If Maine is like Montana, then Maine’s local physicians may fear that out-of-state doctors will snatch away some patients and revenue. (An article in the New England Journal of Medicine notes that this incentive is common among state licensing boards in general.) I think this worry is exactly backwards. Maine’s physicians may be the ones snatching away others’ revenue because Maine is a more cost-effective place to live. A doctor living in Maine can do telehealth visits in New York or San Francisco just as easily as a New York or San Francisco doctor can. In fact, the lower cost of living, calm environment, and scenic beauty of Maine could make it a magnet for doctors specializing in telehealth. The bills we are discussing would position Maine very well in this context.

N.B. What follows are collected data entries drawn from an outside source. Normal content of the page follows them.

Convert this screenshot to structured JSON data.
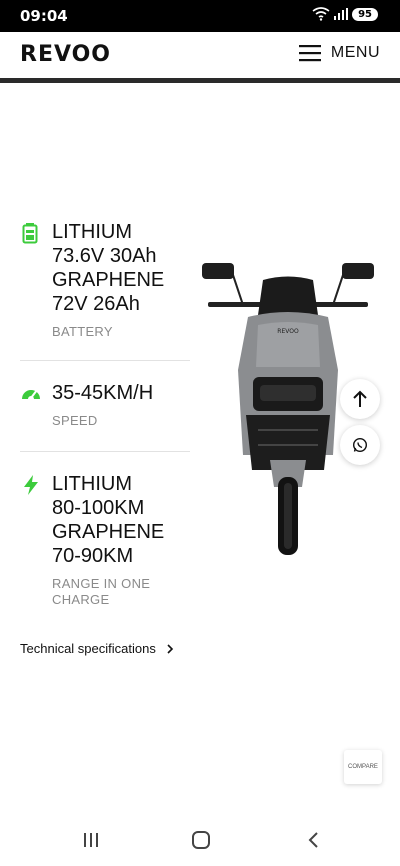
{
  "status": {
    "time": "09:04",
    "battery": "95"
  },
  "header": {
    "logo": "REVOO",
    "menu_label": "MENU"
  },
  "specs": [
    {
      "value_lines": [
        "LITHIUM",
        "73.6V 30Ah",
        "GRAPHENE",
        "72V 26Ah"
      ],
      "caption": "BATTERY",
      "icon": "battery-icon"
    },
    {
      "value_lines": [
        "35-45KM/H"
      ],
      "caption": "SPEED",
      "icon": "speedometer-icon"
    },
    {
      "value_lines": [
        "LITHIUM",
        "80-100KM",
        "GRAPHENE",
        "70-90KM"
      ],
      "caption_lines": [
        "RANGE IN ONE",
        "CHARGE"
      ],
      "icon": "lightning-icon"
    }
  ],
  "tech_link": "Technical specifications",
  "compare_label": "COMPARE",
  "colors": {
    "accent": "#3ccb3c",
    "dark": "#111111"
  }
}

How Patients and Providers Will Respond to Innovations Is Unknowable in Advance
I’m often asked to predict the future of healthcare innovation. How will doctors use telehealth in 5 to 10 years? How many people will use telehealth? How much care will be delivered virtually as opposed to in person? How much will Americans spend on virtual health?

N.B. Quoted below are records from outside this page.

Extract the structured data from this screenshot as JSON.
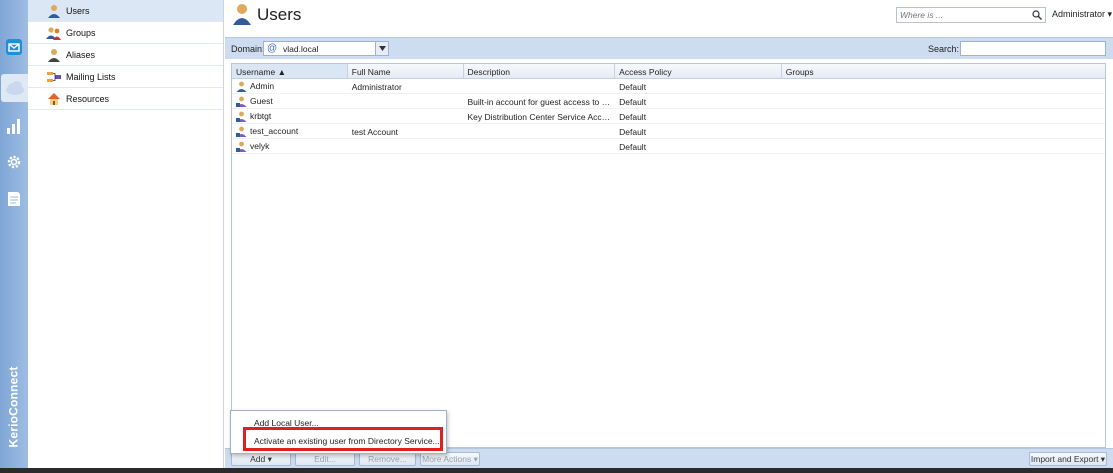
{
  "brand": {
    "name": "KerioConnect"
  },
  "rail": {
    "icons": [
      "mail-icon",
      "users-cloud-icon",
      "status-icon",
      "settings-icon",
      "logs-icon"
    ]
  },
  "sidebar": {
    "items": [
      {
        "label": "Users",
        "icon": "user-icon",
        "selected": true
      },
      {
        "label": "Groups",
        "icon": "group-icon",
        "selected": false
      },
      {
        "label": "Aliases",
        "icon": "alias-icon",
        "selected": false
      },
      {
        "label": "Mailing Lists",
        "icon": "mailing-list-icon",
        "selected": false
      },
      {
        "label": "Resources",
        "icon": "resource-icon",
        "selected": false
      }
    ]
  },
  "header": {
    "title": "Users",
    "where_placeholder": "Where is ...",
    "admin_label": "Administrator ▾"
  },
  "toolbar": {
    "domain_label": "Domain:",
    "domain_value": "vlad.local",
    "search_label": "Search:",
    "search_value": ""
  },
  "grid": {
    "columns": [
      "Username ▲",
      "Full Name",
      "Description",
      "Access Policy",
      "Groups"
    ],
    "rows": [
      {
        "username": "Admin",
        "fullname": "Administrator",
        "description": "",
        "policy": "Default",
        "groups": "",
        "icon": "admin-user-icon"
      },
      {
        "username": "Guest",
        "fullname": "",
        "description": "Built-in account for guest access to the...",
        "policy": "Default",
        "groups": "",
        "icon": "directory-user-icon"
      },
      {
        "username": "krbtgt",
        "fullname": "",
        "description": "Key Distribution Center Service Account",
        "policy": "Default",
        "groups": "",
        "icon": "directory-user-icon"
      },
      {
        "username": "test_account",
        "fullname": "test Account",
        "description": "",
        "policy": "Default",
        "groups": "",
        "icon": "directory-user-icon"
      },
      {
        "username": "velyk",
        "fullname": "",
        "description": "",
        "policy": "Default",
        "groups": "",
        "icon": "directory-user-icon"
      }
    ]
  },
  "bottom": {
    "add": "Add ▾",
    "edit": "Edit...",
    "remove": "Remove...",
    "more": "More Actions ▾",
    "import_export": "Import and Export ▾"
  },
  "add_menu": {
    "items": [
      "Add Local User...",
      "Activate an existing user from Directory Service..."
    ],
    "highlight_color": "#e02020"
  },
  "colors": {
    "rail": "#8fb1dc",
    "toolbar": "#cddcf0",
    "selected": "#dce7f5"
  }
}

Here’s the problem with asking such questions: Imagine going back to, say, 2005, and asking people, “Would you like an app that will summon a total stranger to your house to give you a ride? Or how about another app that will enable you to sleep in another complete stranger’s house somewhere in the world?” For most people, those ideas might have been horrifying, and yet, within five years, Uber and Airbnb radically changed how people travel and where they sleep. In 2016, after experiencing a one-time episode of cardiac arrhythmia, I purchased an AliveCor Kardia device that enabled my cellphone to administer an electrocardiogram in 30 seconds and diagnose the condition of my heartbeat. Dave Albert, the Oklahoma doctor who invented the device, came up with the idea in the 1990s, and engineers told him it was impossible. In 2007, he saw Steve Jobs introduce the iPhone and immediately thought that this new phone might make his idea feasible. Engineers told him the answer was still no, but he insisted that they try—and they succeeded. (My $99 device has kept me out of the emergency room several times, thereby saving me and my insurer thousands of dollars.)
In December 2019, plenty of doctors and patients still swore that they would never do medical examinations through an iPad. The novel coronavirus changed all that so that, by midsummer 2020, doctors were seeing patients via telehealth 50 to 175 times as often as they were a mere six months before. The McKinsey Report offering that datum suggests that in the future, “Approximately $250 billion—or ~20%—of all Medicare, Medicaid, and Commercial OP, office, and home health spend, could potentially be virtualized.” My hunch is that McKinsey’s estimate grossly underestimates the potential of telehealth, particularly when one considers the addition of remote monitoring, artificial intelligence, and machine learning. In Rwanda, drones transport much of the country’s blood supply—an approach that would work well with Maine’s topography.
Will people want more telehealth in the future? Apple CEO Tim Cook has said, “Our whole role in life is to give you something you didn’t know you wanted. And then once you get it, you can’t imagine your life without it.” The same will be true of telehealth if it is allowed to flourish—as Maine seems to be doing.